In the news these days: CNN quotes Dr. Nelson, who claims that near death experiences can be explained through mechanisms of REM sleep. The story features a woman who had recently experienced a near death episode, and then a short interview with Dr. Kevin Nelson, a neurologist from Louisville, Kentucky.

In 2007 Dr. Nelson published an interesting paper in the prestigious journal Neurology titled “Out-of-body experience and arousal”. He found that people who have experienced near death also had a tendency for other state dissociations such as out-of-body experiences, as well as other REM intrusions, most notably, sleep paralysis.  

I find it fascinating that REM sleep mechanisms seem to be interwoven and present to varying degrees in all other brain states, even outside of sleep. However, if we equate all dream-like activity with REM, it is inevitable that we will find it everywhere. After all, REM state is not all that different from waking state, and phenomenologically, we can think of numerous examples of dream-like experiences in waking life, ranging from intense hypnagogic hallucinations to more subtle forms of day-dreaming, fantasizing and deja vu.

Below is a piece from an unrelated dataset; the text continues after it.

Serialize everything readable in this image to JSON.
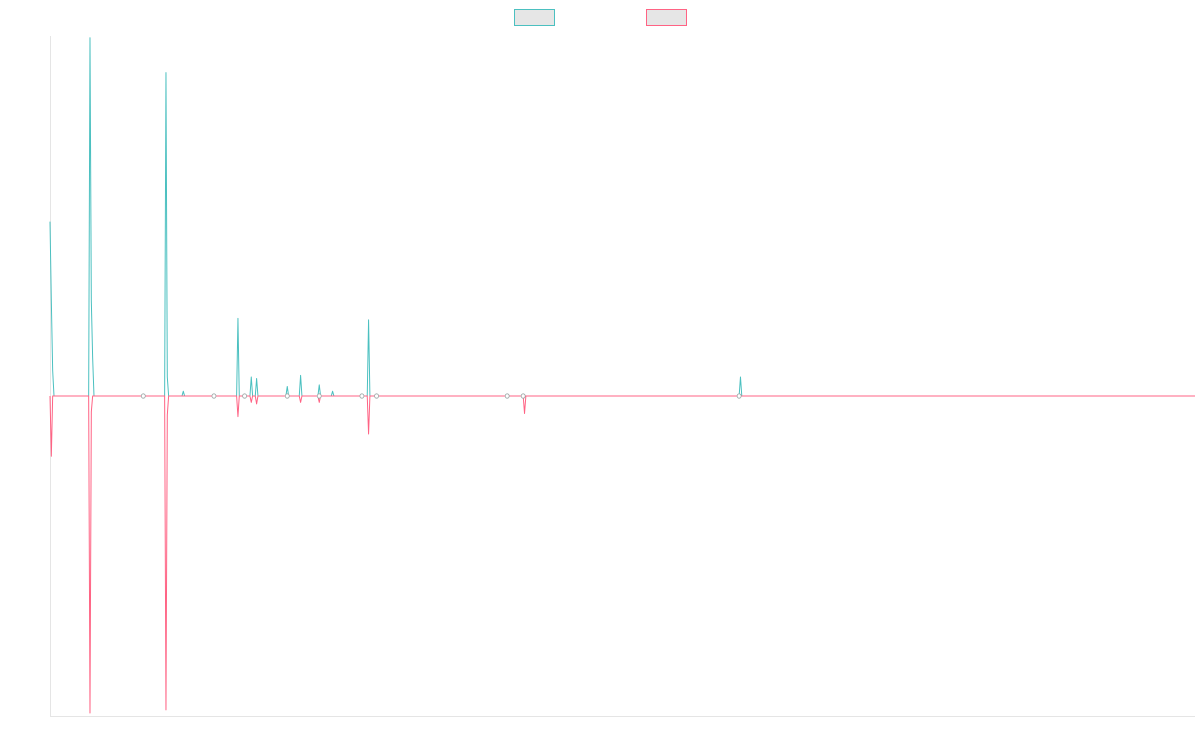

Near-death experiences are an integral part of many cultural beliefs about soul, afterlife and transitional spaces. Dreaming too is a vast repository of beliefs and practices. In fact, I wonder if such a sharp separation between dreaming and waking, between ‘normal’ and ‘altered’ states of consciousness is not a product of Cartesian dualism enhanced by radical materialism of our machinic age… ?

Finally, just because we can describe the function of our visual system it does not follow that we can understand what we see. Similarly, by describing mechanisms of dreaming or near death experiences we don’t necessarily come closer to understanding its real causes.